Teach me, my God and King,
in all things thee to see,
and what I do in anything
to do it as for thee.
A man that looks on glass,
on it may stay his eye;
or if he pleaseth, through it pass,
and then the heaven espy.
All may of thee partake;
nothing can be so mean,
which with this tincture, “for thy sake,”
will not grow bright and clean.
A servant with this clause
makes drudgery divine:
who sweeps a room, as for thy laws,
makes that and the action fine.
This is the famous stone
that turneth all to gold;
for that which God doth touch and own
cannot for less be told.
George Herbert wrote these words in 1633, and we used to sing this hymn regularly. The words often go around in my head, especially when I’m doing something dull in the kitchen,such as cutting sandwiches for the lunchboxes, knowing full-well that they will probably come home again. (I’ll tell you tomorrow how to recycle them!)

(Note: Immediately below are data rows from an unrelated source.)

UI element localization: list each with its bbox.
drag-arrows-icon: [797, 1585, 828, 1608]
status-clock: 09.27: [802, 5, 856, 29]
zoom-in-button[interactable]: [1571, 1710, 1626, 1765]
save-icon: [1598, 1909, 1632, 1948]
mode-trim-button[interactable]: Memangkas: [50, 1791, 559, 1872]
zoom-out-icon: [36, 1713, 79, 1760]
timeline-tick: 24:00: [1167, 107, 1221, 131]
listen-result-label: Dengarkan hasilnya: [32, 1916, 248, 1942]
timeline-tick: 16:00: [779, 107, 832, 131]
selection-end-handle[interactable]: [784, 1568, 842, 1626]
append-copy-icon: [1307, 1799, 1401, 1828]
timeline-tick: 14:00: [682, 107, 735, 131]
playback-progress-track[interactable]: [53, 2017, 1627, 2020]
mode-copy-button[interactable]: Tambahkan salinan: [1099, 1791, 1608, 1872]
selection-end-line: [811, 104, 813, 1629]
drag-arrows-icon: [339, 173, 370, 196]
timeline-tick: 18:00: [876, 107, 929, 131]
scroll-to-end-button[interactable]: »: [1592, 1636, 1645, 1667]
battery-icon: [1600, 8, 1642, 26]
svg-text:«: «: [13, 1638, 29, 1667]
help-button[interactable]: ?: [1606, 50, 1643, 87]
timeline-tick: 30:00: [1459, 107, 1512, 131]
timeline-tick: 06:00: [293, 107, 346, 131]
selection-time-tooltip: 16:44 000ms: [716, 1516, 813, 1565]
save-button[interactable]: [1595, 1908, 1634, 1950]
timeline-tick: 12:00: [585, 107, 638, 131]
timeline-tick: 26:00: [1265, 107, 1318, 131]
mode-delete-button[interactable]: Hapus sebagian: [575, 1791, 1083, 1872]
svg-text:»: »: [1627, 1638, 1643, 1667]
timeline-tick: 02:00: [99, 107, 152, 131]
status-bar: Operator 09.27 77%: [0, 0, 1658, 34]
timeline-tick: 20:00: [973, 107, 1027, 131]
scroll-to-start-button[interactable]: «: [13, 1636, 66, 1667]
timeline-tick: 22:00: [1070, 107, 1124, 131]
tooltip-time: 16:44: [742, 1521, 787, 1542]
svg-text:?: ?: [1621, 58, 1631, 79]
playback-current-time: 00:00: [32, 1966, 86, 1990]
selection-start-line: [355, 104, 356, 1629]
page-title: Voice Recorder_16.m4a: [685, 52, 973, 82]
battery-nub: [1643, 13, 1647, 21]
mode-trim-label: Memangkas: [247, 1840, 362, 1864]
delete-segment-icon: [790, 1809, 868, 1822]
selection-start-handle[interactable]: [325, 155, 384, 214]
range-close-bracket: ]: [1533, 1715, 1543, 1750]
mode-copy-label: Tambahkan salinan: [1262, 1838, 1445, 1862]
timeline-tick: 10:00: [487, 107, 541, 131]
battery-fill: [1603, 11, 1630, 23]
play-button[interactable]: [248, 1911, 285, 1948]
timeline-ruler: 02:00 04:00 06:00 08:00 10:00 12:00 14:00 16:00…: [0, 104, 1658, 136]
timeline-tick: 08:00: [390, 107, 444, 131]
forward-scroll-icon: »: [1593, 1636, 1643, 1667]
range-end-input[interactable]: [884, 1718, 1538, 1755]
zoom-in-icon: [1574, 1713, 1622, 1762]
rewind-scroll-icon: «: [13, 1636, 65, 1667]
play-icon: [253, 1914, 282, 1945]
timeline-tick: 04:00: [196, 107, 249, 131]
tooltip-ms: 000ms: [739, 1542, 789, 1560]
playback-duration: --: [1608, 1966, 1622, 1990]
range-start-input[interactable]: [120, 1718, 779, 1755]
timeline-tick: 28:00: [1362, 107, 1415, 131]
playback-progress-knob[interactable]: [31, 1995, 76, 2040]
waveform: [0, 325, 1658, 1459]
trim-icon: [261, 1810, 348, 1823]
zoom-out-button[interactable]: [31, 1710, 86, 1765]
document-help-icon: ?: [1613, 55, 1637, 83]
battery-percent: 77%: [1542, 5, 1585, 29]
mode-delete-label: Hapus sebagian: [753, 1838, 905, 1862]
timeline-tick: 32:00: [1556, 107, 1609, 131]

“For Thy sake” has been a little kitchen prayer for me, helping me see that God is in the little things,too
And do you know what? I have discovered that when I step out and willingly go where God is calling me, the task is always made easier. God is faithful to support us. An example of that happened in the hospital car park this evening, when I had been grateful to get a park at all, but I really do not like being under a big building. When I came back to my car, the one in front had gone, so instead of reversing out between the potentially paint-scraping pillars, I could go straight forward! God made the task easier. He knew that my day needed a little kindness at the end.
Why was I at the hospital? My husband has had heart problems today, so if you would please pray for him to make a swift and complete recovery, we would be grateful!